In the wake of Bridge, franchisors are not likely to defeat a RICO claim predicated on mail or wire fraud based solely on the existence of express disclaimers of reliance and/or integration clauses in their franchise agreements or franchise offering disclosure documents. Notably, in most circumstances, these provisions should continue to operate to bar a franchisee’s claim against a franchisor for common-law fraud. The Bridge decision is particularly significant in light of the Federal Trade Commission’s recently amended Rule on Franchising, which became effective for all franchisors on July 1, 2008, and the amendment’s anticipated effect of increasing voluntary disclosures of actual or potential financial performance data (and related information) by franchisors to prospective franchisees.

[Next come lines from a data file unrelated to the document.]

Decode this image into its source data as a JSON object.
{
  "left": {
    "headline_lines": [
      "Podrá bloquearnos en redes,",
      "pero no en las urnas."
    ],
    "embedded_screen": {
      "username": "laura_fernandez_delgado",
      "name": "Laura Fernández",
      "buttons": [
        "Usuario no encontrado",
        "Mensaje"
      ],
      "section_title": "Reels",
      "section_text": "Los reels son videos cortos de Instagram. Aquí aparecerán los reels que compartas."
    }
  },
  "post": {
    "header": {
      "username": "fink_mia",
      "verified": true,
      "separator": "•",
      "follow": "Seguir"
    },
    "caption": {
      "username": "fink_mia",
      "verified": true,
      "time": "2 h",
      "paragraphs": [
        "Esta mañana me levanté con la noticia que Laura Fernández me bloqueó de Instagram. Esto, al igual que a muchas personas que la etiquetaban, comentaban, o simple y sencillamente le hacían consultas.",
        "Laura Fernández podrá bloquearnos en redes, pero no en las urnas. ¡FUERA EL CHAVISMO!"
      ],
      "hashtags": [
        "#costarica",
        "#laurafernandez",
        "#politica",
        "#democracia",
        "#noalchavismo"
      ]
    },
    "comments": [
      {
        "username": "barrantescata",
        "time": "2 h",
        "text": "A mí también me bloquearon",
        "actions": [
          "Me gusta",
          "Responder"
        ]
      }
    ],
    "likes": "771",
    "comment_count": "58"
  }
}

There are no sure-fire ways to avoid a RICO claim. The best way that a franchisor can protect itself is to ensure that any information that it discloses to potential franchisees is accurate and complete. Although the impact of Bridge on the franchise industry will not be known for some time, it no doubt heightens awareness of the need for franchisors to make careful, controlled and deliberate disclosures to potential franchisees and to be prepared for a potentially costly and time-consuming RICO experience.